We Made a Film With AI. You'll Be Blown Away—and Freaked Out.
Welcome to the premiere of 'My Robot & Me.' Please silence your phones, chew your popcorn quietly and remember: Every visual you're about to see was generated with AI. Most of the audio too, except my voice.
Some of it's totally wild. You won't believe that no real cameras were used. Some of it, you'll laugh at, because it's clearly not real. I promise you, I did not have facial reconstructive surgery between scenes.
But enough from me. Hopefully by now you've watched the film above, complete with its behind-the-scenes look. Just come back—we've got some lessons to share.
Yes, we. To make this film, I teamed up with Jarrard Cole, a real human producer. We met over a decade ago here at WSJ, experimenting with helmet cams and new video formats like VR. These days, he's become obsessed with AI video tools.
So I challenged him to make a totally AI video. How hard could it be?
Very hard.
Over a thousand clips, days of work and who knows how much data-center computing power later, we ended up with a three-minute film—about my life with a new kind of efficiency robot. Even if you don't care about camera angles or storyboards, you might care about what this says about using AI in any job.
Just a few years ago, an AI-generated clip of Will Smith eating spaghetti went viral because it was terrifyingly bad. Now, these tools can pop out scenes that look nearly flawless—at least at first glance.
After testing a bunch of options, we landed on Google's Veo and a tool from startup Runway AI. They gave us the best mix of quality and control. OpenAI's Sora was nowhere near as good. On May 20, Google dropped Veo 3, which adds AI-powered audio, including dialogue and sound effects. Check out Will Smith now!
Yep, if you can think it, you can generate it. A podcasting baby, a SWAT team storming a bounce house, a futuristic Mayan metropolis. But we weren't going for sight gags—we wanted to tell a story, something with characters, humor and meaning. That proved to be a lot harder.
Think you can paste in a script and out pops a Netflix hit? Cute. Every shot of ours was the result of many prompts and generation attempts. And to keep characters and sets consistent from scene to scene, Jarrard invented a whole production pipeline.
The quick version: We used AI image generator Midjourney to generate our sets (a suburban neighborhood, a newsroom) and to design our robot star. Then we used photos of real me to create AI me. We uploaded those to Runway or Veo, where we wrote prompts. Here's a short one:
Low angle shot: Joanna does push-ups at a brisk pace, maintaining a straight line from head to heel. The robot stands above, monitoring and guiding.
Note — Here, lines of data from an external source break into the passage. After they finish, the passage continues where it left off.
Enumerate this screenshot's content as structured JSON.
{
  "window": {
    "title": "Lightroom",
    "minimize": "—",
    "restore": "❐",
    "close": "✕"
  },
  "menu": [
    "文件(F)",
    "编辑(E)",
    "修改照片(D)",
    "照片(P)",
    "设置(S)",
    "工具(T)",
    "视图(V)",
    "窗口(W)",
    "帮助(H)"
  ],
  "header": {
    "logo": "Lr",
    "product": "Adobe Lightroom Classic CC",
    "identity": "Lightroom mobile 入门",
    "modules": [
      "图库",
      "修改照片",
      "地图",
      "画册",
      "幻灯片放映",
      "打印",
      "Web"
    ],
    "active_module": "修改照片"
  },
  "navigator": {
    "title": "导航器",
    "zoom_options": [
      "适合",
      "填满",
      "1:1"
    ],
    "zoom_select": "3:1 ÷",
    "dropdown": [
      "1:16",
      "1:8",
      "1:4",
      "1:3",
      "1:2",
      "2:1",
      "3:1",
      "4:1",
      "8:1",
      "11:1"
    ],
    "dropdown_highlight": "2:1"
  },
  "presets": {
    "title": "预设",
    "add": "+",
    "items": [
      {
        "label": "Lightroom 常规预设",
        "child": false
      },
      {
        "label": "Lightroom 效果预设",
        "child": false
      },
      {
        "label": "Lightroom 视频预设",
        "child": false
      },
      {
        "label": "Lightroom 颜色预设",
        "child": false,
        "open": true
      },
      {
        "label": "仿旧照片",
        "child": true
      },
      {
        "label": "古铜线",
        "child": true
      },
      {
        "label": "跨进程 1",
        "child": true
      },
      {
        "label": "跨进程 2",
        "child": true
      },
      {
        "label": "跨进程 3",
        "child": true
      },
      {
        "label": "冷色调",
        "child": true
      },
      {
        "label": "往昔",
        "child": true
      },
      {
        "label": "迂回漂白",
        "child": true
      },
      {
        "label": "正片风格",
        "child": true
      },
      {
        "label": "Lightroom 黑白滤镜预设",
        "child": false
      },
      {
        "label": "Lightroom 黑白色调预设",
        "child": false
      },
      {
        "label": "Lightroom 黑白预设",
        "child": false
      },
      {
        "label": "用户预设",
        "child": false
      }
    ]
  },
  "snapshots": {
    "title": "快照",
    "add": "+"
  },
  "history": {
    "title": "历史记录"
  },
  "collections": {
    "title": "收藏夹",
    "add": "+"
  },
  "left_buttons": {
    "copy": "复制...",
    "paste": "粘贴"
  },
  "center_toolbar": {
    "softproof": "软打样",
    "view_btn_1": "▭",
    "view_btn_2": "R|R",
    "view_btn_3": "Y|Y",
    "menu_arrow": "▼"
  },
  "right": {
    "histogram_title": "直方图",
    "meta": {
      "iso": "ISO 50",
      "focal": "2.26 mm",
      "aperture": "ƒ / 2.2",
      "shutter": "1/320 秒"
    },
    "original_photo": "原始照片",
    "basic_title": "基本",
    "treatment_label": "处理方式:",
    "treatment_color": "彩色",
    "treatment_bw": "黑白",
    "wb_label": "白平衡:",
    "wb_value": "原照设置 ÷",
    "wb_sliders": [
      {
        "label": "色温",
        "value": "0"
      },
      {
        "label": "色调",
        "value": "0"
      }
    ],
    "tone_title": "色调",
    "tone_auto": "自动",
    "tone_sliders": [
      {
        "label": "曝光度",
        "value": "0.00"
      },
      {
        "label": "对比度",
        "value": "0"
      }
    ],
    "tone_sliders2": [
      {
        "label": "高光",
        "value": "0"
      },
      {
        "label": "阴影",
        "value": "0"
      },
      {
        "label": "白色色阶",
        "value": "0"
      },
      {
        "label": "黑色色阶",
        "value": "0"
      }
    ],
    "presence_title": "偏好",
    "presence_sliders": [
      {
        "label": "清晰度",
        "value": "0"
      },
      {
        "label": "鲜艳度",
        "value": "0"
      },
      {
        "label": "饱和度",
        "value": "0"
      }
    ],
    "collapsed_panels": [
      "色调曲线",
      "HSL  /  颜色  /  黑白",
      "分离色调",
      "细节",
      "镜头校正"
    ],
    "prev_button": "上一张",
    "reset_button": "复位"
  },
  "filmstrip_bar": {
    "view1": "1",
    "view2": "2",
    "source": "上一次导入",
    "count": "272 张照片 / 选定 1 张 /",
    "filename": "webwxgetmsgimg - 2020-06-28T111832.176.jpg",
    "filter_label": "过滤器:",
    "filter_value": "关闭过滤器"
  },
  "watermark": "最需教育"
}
That careful, specific wording made a huge difference. As a filmmaker, Jarrard could break down scenes beat by beat, specifying camera angles, lighting styles and movement. That nail-biter ending? Every shot was carefully described to build suspense.
And it still took us over 1,000 clips. Some were complete disasters, with anatomical nightmares and random new characters. Even in 'good' scenes, my face looks different in almost every shot.
There's a popular term for AI-generated content these days: slop. And yeah, our film has some slop vibes. Some shots are overly smooth and parts look undeniably fake. But if we did our jobs right, it still hopefully accomplished what a film should. Maybe it made you laugh, maybe it made you think.
And we did it without a massive budget, props departments and special-effects teams. The total cost would have been a few thousand dollars for Google and Runway's AI video tools. (We paid for some of it, and the companies gave us special access to the rest.)
As two seasoned video producers, we can say AI opens up new ways to create things we never could before. But it can't replace the craft.
These tools are nothing without human input, creativity and original ideas. As the film hopefully reminded you, we are not robots. Live a little.